A U.S. Supreme Court case handed down Monday is at once a troubling and promising. It hints at some ill-conceived use of mental health arguments to keep people in prison even after their sentences expire. And it offers the hope, if legislators and judges exhibit wisdom, for treating sex offenders in a way that prevents them from doing harm to others. Had something like it been in effect at the state level 15 years or so ago, it might have changed the outcome of at least two notorious cases involving Lafayette.

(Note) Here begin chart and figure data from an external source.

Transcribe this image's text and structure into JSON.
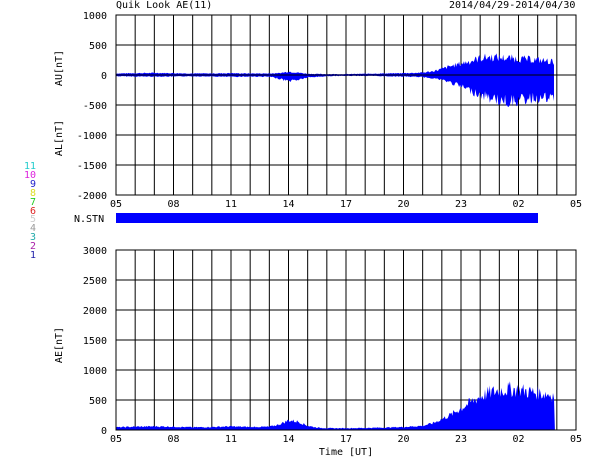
{
  "header": {
    "title": "Quik Look AE(11)",
    "dates": "2014/04/29-2014/04/30"
  },
  "stations": [
    {
      "label": "11",
      "color": "#22cccc"
    },
    {
      "label": "10",
      "color": "#dd22dd"
    },
    {
      "label": "9",
      "color": "#2222cc"
    },
    {
      "label": "8",
      "color": "#dddd22"
    },
    {
      "label": "7",
      "color": "#22cc22"
    },
    {
      "label": "6",
      "color": "#dd2222"
    },
    {
      "label": "5",
      "color": "#cccccc"
    },
    {
      "label": "4",
      "color": "#999999"
    },
    {
      "label": "3",
      "color": "#22aaaa"
    },
    {
      "label": "2",
      "color": "#aa22aa"
    },
    {
      "label": "1",
      "color": "#2222aa"
    }
  ],
  "nstn_label": "N.STN",
  "chart_data": [
    {
      "type": "area",
      "ylabel_top": "AU[nT]",
      "ylabel_bottom": "AL[nT]",
      "xlim": [
        5,
        29
      ],
      "ylim": [
        -2000,
        1000
      ],
      "yticks": [
        1000,
        500,
        0,
        -500,
        -1000,
        -1500,
        -2000
      ],
      "xtick_labels": [
        "05",
        "08",
        "11",
        "14",
        "17",
        "20",
        "23",
        "02",
        "05"
      ],
      "grid": true,
      "color": "#0000ff",
      "series": [
        {
          "values_x": [
            5,
            6,
            7,
            8,
            9,
            10,
            11,
            12,
            13,
            13.5,
            14,
            14.5,
            15,
            16,
            17,
            18,
            19,
            20,
            21,
            21.5,
            22,
            22.5,
            23,
            23.5,
            24,
            24.5,
            25,
            25.5,
            26,
            26.5,
            27,
            27.5,
            27.9
          ],
          "au": [
            25,
            30,
            35,
            30,
            25,
            25,
            30,
            25,
            25,
            30,
            55,
            40,
            20,
            15,
            15,
            20,
            25,
            30,
            40,
            60,
            100,
            150,
            190,
            230,
            280,
            300,
            290,
            280,
            270,
            260,
            250,
            230,
            220
          ],
          "al": [
            -20,
            -25,
            -25,
            -25,
            -20,
            -25,
            -30,
            -25,
            -30,
            -60,
            -100,
            -80,
            -40,
            -20,
            -15,
            -15,
            -20,
            -25,
            -35,
            -50,
            -80,
            -130,
            -190,
            -260,
            -330,
            -380,
            -420,
            -440,
            -420,
            -400,
            -380,
            -390,
            -400
          ]
        }
      ]
    },
    {
      "type": "area",
      "ylabel": "AE[nT]",
      "xlabel": "Time [UT]",
      "xlim": [
        5,
        29
      ],
      "ylim": [
        0,
        3000
      ],
      "yticks": [
        3000,
        2500,
        2000,
        1500,
        1000,
        500,
        0
      ],
      "xtick_labels": [
        "05",
        "08",
        "11",
        "14",
        "17",
        "20",
        "23",
        "02",
        "05"
      ],
      "grid": true,
      "color": "#0000ff",
      "series": [
        {
          "values_x": [
            5,
            6,
            7,
            8,
            9,
            10,
            11,
            12,
            13,
            13.5,
            14,
            14.5,
            15,
            15.5,
            16,
            17,
            18,
            19,
            20,
            20.5,
            21,
            21.5,
            22,
            22.5,
            23,
            23.5,
            24,
            24.5,
            25,
            25.5,
            26,
            26.5,
            27,
            27.5,
            27.9
          ],
          "ae": [
            45,
            55,
            60,
            55,
            45,
            50,
            60,
            50,
            55,
            90,
            160,
            140,
            70,
            40,
            30,
            30,
            35,
            40,
            50,
            60,
            70,
            110,
            180,
            260,
            360,
            460,
            560,
            620,
            660,
            680,
            670,
            640,
            620,
            600,
            580
          ]
        }
      ]
    }
  ]
}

The ruling upholds the federal Adam Walsh Child Protection Act, which allows U.S. authorities to seek the civil commitment of sexual offenders after their prison terms have ended. Those authorities must persuade a judge that the offender will continue to pose a threat of sexual violence or child molestation after leaving prison. A federal district judge and appellate court had ruled that the law was unconstitutional -- not for the reason that springs to mind, but because it intrudes on the prerogatives of the states.

The Supreme Court disagreed and reinstated the law with a 7-2 decision. "The statute is a 'necessary and proper' means of exercising the federal authority that permits Congress to create federal criminal laws, to punish their violation, to imprison violators, to provide appropriately for those imprisoned, and to maintain the security of those who are not imprisoned but who may be affected by the federal imprisonment of others," Justice Stephen Breyer wrote for the majority. The contentious issues involved are demonstrated by the fact the dissent came from Associate Justices Clarence Thomas and Antonin Scalia -- two justices you'd expect to take a law and order stand.

The two Lafayette-area cases involved the former priest who served 10 years for molesting children before being released on good time in 1995, only to be arrested soon after and accused of touching a 3-year-old in Texas, and a Jefferson Parish man who sexually assaulted a young boy in a Lafayette city park soon after completing his prison sentence for a similar crime. In both cases, the system dealt with these offenders as they would with any other. A long prison sentence was a fitting punishment, and it certainly kept them off the streets for a while. But if we expected the punishment to prevent a recurrence of the crime, we were wrong.

Congress, state legislatures and the courts should consult and pay heed to mental health professionals. They should develop guidelines to prevent the abuse of civil commitment. They should seek and order the most effective treatment. But they should also recognize society's right to protect itself and stop pretending that a few years behind bars will prevent a compulsively violent sexual offender or a compulsive child molester from harming others.